Philippines: 2 Abu Sayyaf, army soldier die in clashes

6 other members of ISIL-linked group injured in clashes in majority Muslim province of Sulu

Philippines: 2 Abu Sayyaf, army soldier die in clashes

World Bulletin / News Desk

At least two ISIL-linked militants and a soldier have been killed, while six others have been injured in clashes in the majority Muslim province of Sulu, the military said Friday.

Maj. Filemon Tan Jr., spokesman for the military's Western Mindanao Command, said in a statement that a 30-minute firefight occurred in Sitio Datag, Barangay Panglayahan in Patikul at 9.30 a.m. (0130GMT) Thursday.

"Members of the 21st Infantry Battalion were conducting a focused military operation when they encountered about 150 Abu Sayyaf members led by Abu Sayyaf leader Radullan Sarhiron," Tan said.

Sahiron, the one-armed most senior Abu Sayyaf leader, has a $1 million bounty on his head for alleged involvement in the kidnapping of U.S. tourists in 2001.

"The number of casualties on the Abu Sayyaf's side was based on an intelligence report," Tan said adding that the troops recovered an M14 rifle magazine and an empty M14 cartridge from the site of the encounter.

"Soldiers also found a newly-abandoned harbor position believed to have been occupied by the Abu Sayyaf members."

Tan added that authorities are currently verifying reports with Malaysian counterparts of an armed confrontation between Malaysian forces and suspected Filipino gunmen involved in cross-border kidnappings.

The Star online reported Friday that three suspected kidnappers were shot dead and three others captured in a 20-minute gunfight between the police’s Tiger Platoon and eight gunmen in waters off Pulau Bodgaya in Semporna at 9.40 p.m. Thursday.

According to Tan, the military is still verifying a report that three Filipinos suspected of involvement in kidnappings in Sabah and nearby areas were killed.

The report claimed that the whereabouts of the two other suspects could not be immediately ascertained as security personnel continue to comb the area.

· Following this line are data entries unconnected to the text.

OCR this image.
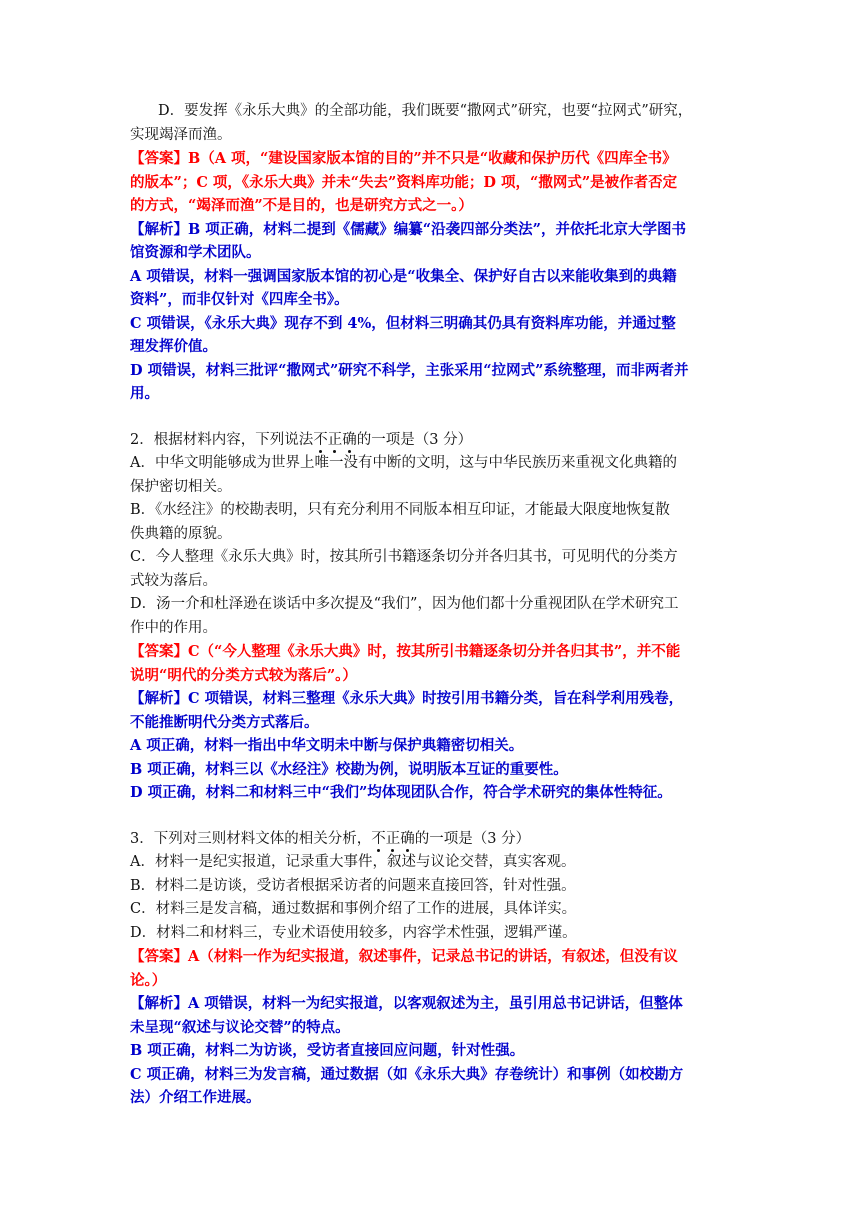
D．要发挥《永乐大典》的全部功能，我们既要“撒网式”研究，也要“拉网式”研究，
实现竭泽而渔。
【答案】B（A 项，“建设国家版本馆的目的”并不只是“收藏和保护历代《四库全书》
的版本”；C 项，《永乐大典》并未“失去”资料库功能；D 项，“撒网式”是被作者否定
的方式，“竭泽而渔”不是目的，也是研究方式之一。）
【解析】B 项正确，材料二提到《儒藏》编纂“沿袭四部分类法”，并依托北京大学图书
馆资源和学术团队。
A 项错误，材料一强调国家版本馆的初心是“收集全、保护好自古以来能收集到的典籍
资料”，而非仅针对《四库全书》。
C 项错误，《永乐大典》现存不到 4%，但材料三明确其仍具有资料库功能，并通过整
理发挥价值。
D 项错误，材料三批评“撒网式”研究不科学，主张采用“拉网式”系统整理，而非两者并
用。
2．根据材料内容，下列说法不正确的一项是（3 分）
A．中华文明能够成为世界上唯一没有中断的文明，这与中华民族历来重视文化典籍的
保护密切相关。
B．《水经注》的校勘表明，只有充分利用不同版本相互印证，才能最大限度地恢复散
佚典籍的原貌。
C．今人整理《永乐大典》时，按其所引书籍逐条切分并各归其书，可见明代的分类方
式较为落后。
D．汤一介和杜泽逊在谈话中多次提及“我们”，因为他们都十分重视团队在学术研究工
作中的作用。
【答案】C（“今人整理《永乐大典》时，按其所引书籍逐条切分并各归其书”，并不能
说明“明代的分类方式较为落后”。）
【解析】C 项错误，材料三整理《永乐大典》时按引用书籍分类，旨在科学利用残卷，
不能推断明代分类方式落后。
A 项正确，材料一指出中华文明未中断与保护典籍密切相关。
B 项正确，材料三以《水经注》校勘为例，说明版本互证的重要性。
D 项正确，材料二和材料三中“我们”均体现团队合作，符合学术研究的集体性特征。
3．下列对三则材料文体的相关分析，不正确的一项是（3 分）
A．材料一是纪实报道，记录重大事件，叙述与议论交替，真实客观。
B．材料二是访谈，受访者根据采访者的问题来直接回答，针对性强。
C．材料三是发言稿，通过数据和事例介绍了工作的进展，具体详实。
D．材料二和材料三，专业术语使用较多，内容学术性强，逻辑严谨。
【答案】A（材料一作为纪实报道，叙述事件，记录总书记的讲话，有叙述，但没有议
论。）
【解析】A 项错误，材料一为纪实报道，以客观叙述为主，虽引用总书记讲话，但整体
未呈现“叙述与议论交替”的特点。
B 项正确，材料二为访谈，受访者直接回应问题，针对性强。
C 项正确，材料三为发言稿，通过数据（如《永乐大典》存卷统计）和事例（如校勘方
法）介绍工作进展。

Kidnap-for-ransom gangs frequently operate in the seas between the Philippines, Indonesia and Malaysia.

They are known to hand over their captives to the Abu Sayyaf and negotiate for a ransom that, if paid, is shared with the group.

Earlier this year, the Abu Sayyaf beheaded two Canadian hostages after million-dollar ransoms failed to be paid.

Since 1991, the group -- armed with mostly improvised explosive devices, mortars and automatic rifles -- has carried out bombings, kidnappings, assassinations and extortion in a self-determined fight for an independent province in the Philippines.

It is one of two militant groups in the south to have pledged allegiance to ISIL, prompting fears during the stalling of a peace process between the government and the Moro Islamic Liberation Front that it could make inroads in a region torn by decades of armed conflict.